Not if she had left earlier, I thought, and immediately felt guilty.
“In these heels”-she looked down at her spindly shoes-“I need to see where I’m putting me feet or I could trip on the bus steps and break me neck.” This reference to Madam LaGrange’s warning about the perils of bus stops should have reminded me of her other prediction.
Having closed the window and drawn the curtains, Ben said he would make the tea and be back in a jiffy. On his way out of the room he paused to touch my hair lightly, and the world shifted back into place.
“Was it just the magazine business that got to him?” Mrs.

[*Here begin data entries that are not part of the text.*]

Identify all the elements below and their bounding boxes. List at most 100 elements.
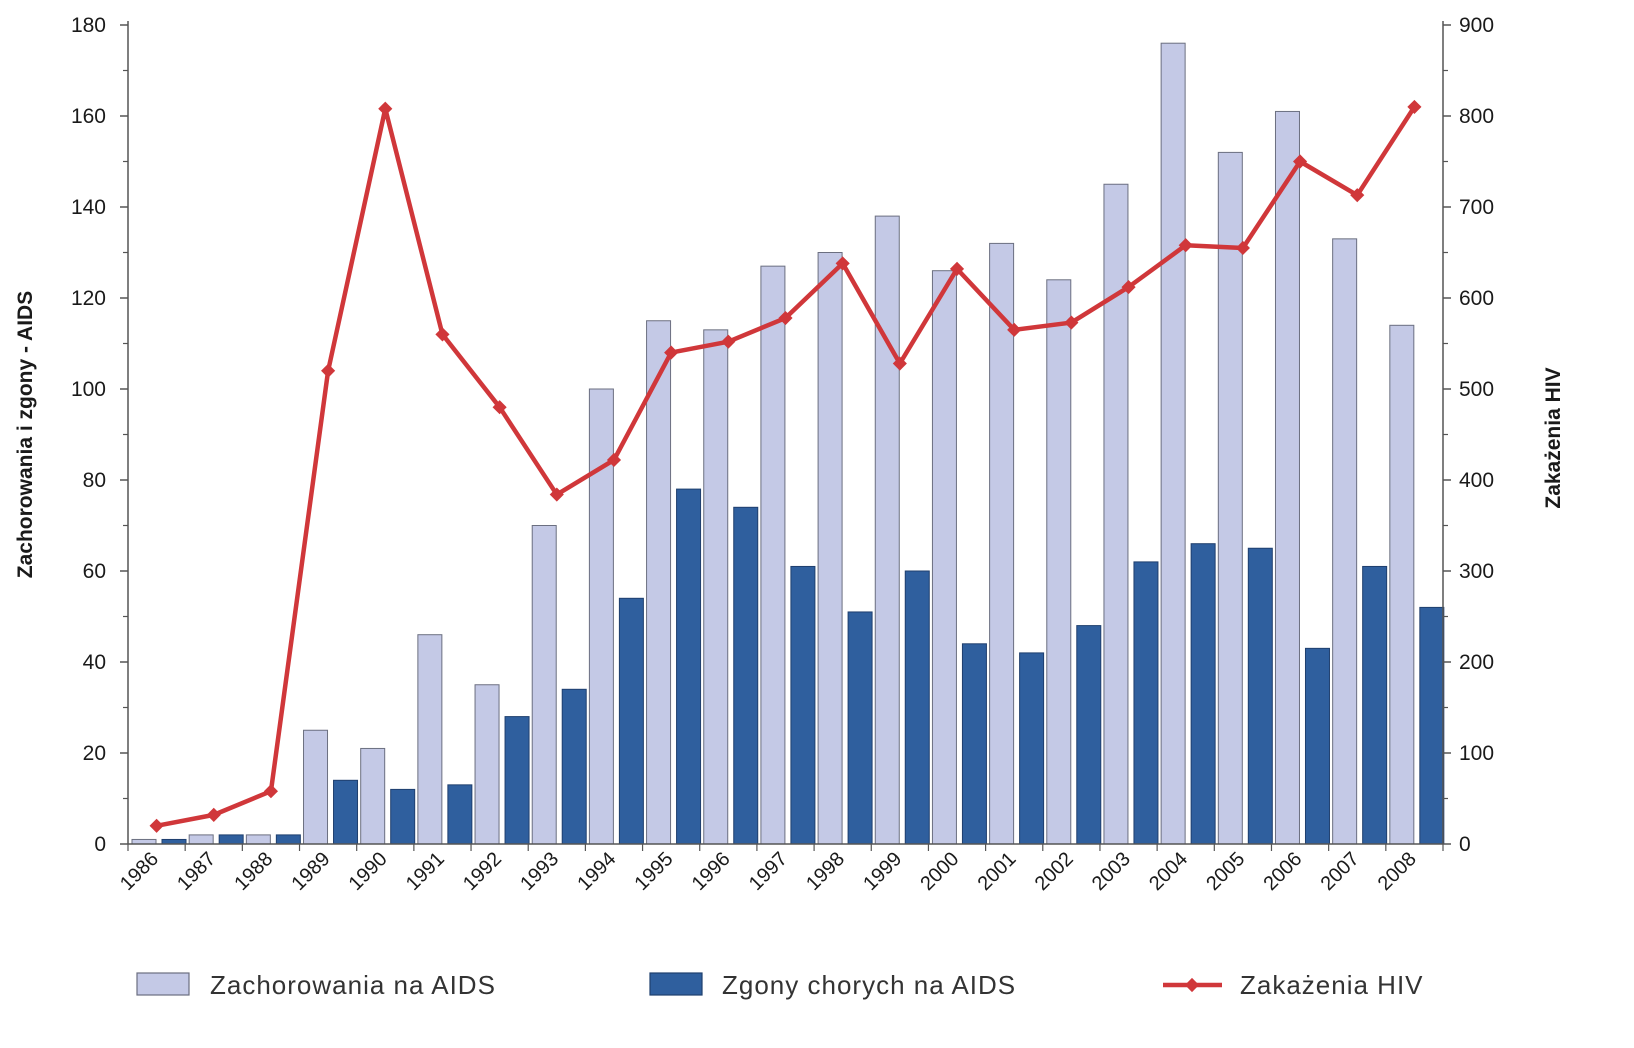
bar-zgony [447,784,473,845]
line-point-zakazenia [1350,188,1365,203]
left-tick-label: 20 [83,742,106,765]
legend: Zachorowania na AIDS Zgony chorych na AID… [136,970,1424,1000]
legend-swatch-zgony [649,972,703,996]
line-point-zakazenia [549,487,564,502]
line-point-zakazenia [321,363,336,378]
x-tick-label: 1998 [802,848,849,895]
x-tick-label: 1999 [859,848,906,895]
bar-zachorowania [646,320,672,845]
axes-layer [120,21,1451,851]
bar-zgony [1247,547,1273,845]
right-tick-label: 300 [1459,560,1494,583]
line-point-zakazenia [1178,238,1193,253]
left-tick-label: 40 [83,651,106,674]
bar-zachorowania [817,252,843,845]
bar-zgony [275,834,301,845]
bar-zgony [961,643,987,845]
line-point-zakazenia [206,807,221,822]
x-tick-label: 1994 [573,848,620,895]
line-point-zakazenia [1235,240,1250,256]
line-point-zakazenia [149,818,164,833]
left-tick-label: 0 [94,833,106,856]
bar-zachorowania [989,242,1015,845]
line-point-zakazenia [492,400,507,415]
x-tick-label: 2008 [1374,848,1421,895]
line-point-zakazenia [835,256,850,271]
line-point-zakazenia [1007,322,1022,337]
right-axis-title: Zakażenia HIV [1542,367,1565,508]
right-tick-label: 700 [1459,196,1494,219]
x-tick-label: 2003 [1088,848,1135,895]
line-point-zakazenia [435,327,450,342]
x-tick-label: 1990 [345,848,392,895]
bar-zgony [1076,625,1102,845]
x-tick-label: 1991 [402,848,449,895]
x-tick-label: 2006 [1259,848,1306,895]
x-tick-label: 1986 [116,848,163,895]
bars-layer [131,42,1445,845]
bar-zgony [1019,652,1045,845]
right-tick-label: 600 [1459,287,1494,310]
line-point-zakazenia [949,261,965,276]
x-tick-label: 2005 [1202,848,1249,895]
bar-zgony [390,788,416,845]
left-tick-label: 140 [71,196,106,219]
right-tick-label: 100 [1459,742,1494,765]
bar-zachorowania [303,729,329,845]
legend-label-zgony: Zgony chorych na AIDS [722,970,1016,1000]
right-tick-label: 400 [1459,469,1494,492]
bar-zgony [218,834,244,845]
legend-swatch-zachorowania [136,972,190,996]
left-axis-title: Zachorowania i zgony - AIDS [14,291,37,578]
left-tick-label: 80 [83,469,106,492]
bar-zachorowania [1332,238,1358,845]
left-tick-label: 60 [83,560,106,583]
line-point-zakazenia [1292,154,1308,169]
bar-zachorowania [703,329,729,845]
bar-zachorowania [1160,42,1186,845]
bar-zachorowania [1389,324,1415,845]
line-point-zakazenia [778,310,793,326]
x-tick-label: 1992 [459,848,506,895]
bar-zgony [847,611,873,845]
x-tick-label: 1989 [287,848,334,895]
bar-zachorowania [931,270,957,845]
bar-zgony [1304,647,1330,845]
x-tick-label: 1987 [173,848,220,895]
line-point-zakazenia [378,101,393,116]
x-tick-label: 1997 [745,848,792,895]
bar-zachorowania [360,747,386,845]
line-point-zakazenia [1064,315,1079,330]
x-tick-label: 2001 [974,848,1021,895]
line-point-zakazenia [606,452,622,468]
bar-zgony [1419,606,1445,845]
x-tick-label: 2002 [1031,848,1078,895]
bar-zgony [504,716,530,845]
right-tick-label: 200 [1459,651,1494,674]
right-tick-label: 500 [1459,378,1494,401]
bar-zachorowania [417,634,443,845]
bar-zgony [676,488,702,845]
x-tick-label: 1996 [688,848,735,895]
left-tick-label: 100 [71,378,106,401]
bar-zachorowania [245,834,271,845]
line-point-zakazenia [1121,280,1136,295]
bar-zgony [733,506,759,845]
left-tick-label: 180 [71,14,106,37]
bar-zachorowania [474,684,500,845]
legend-label-zakazenia: Zakażenia HIV [1240,970,1424,1000]
bar-zachorowania [1046,279,1072,845]
x-tick-label: 1995 [631,848,678,895]
x-tick-label: 2000 [916,848,963,895]
bar-zgony [561,688,587,845]
x-tick-label: 2007 [1317,848,1364,895]
bar-zachorowania [1103,183,1129,845]
bar-zachorowania [1274,110,1300,845]
bar-zachorowania [874,215,900,845]
line-point-zakazenia [892,356,907,371]
left-tick-label: 160 [71,105,106,128]
bar-zgony [1190,543,1216,845]
bar-zgony [790,565,816,845]
legend-label-zachorowania: Zachorowania na AIDS [210,970,496,1000]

Malloy inquired, the moment he was out the door. “Or did the children get upset when he left them with his parents?” Here was the reason she had refused the sherry and most uncharacteristically opted for tea. She had known Ben would offer to get it, thus providing us with a few minutes of private chitchat.
“All three of them always enjoy being with Grandpa and Grandma. They love staying in the flat above the greengrocery. They think it a great adventure to help out at the cash register and hang up the bananas.”
“Well, I’ll tell you what I think.” Mrs. Malloy’s pious expression would have suited the vicar when leaning over the pulpit to announce that more help was needed for the foreign missions. “Children don’t need a holiday near as much as their mum and dad do. So how about you and Mr. H taking off for a few days instead of staying cooped up here?” Her gaze shifted around the room. “It can get depressing, Mrs. H, with the walls closing in and always the thought of how much dusting there is to do.”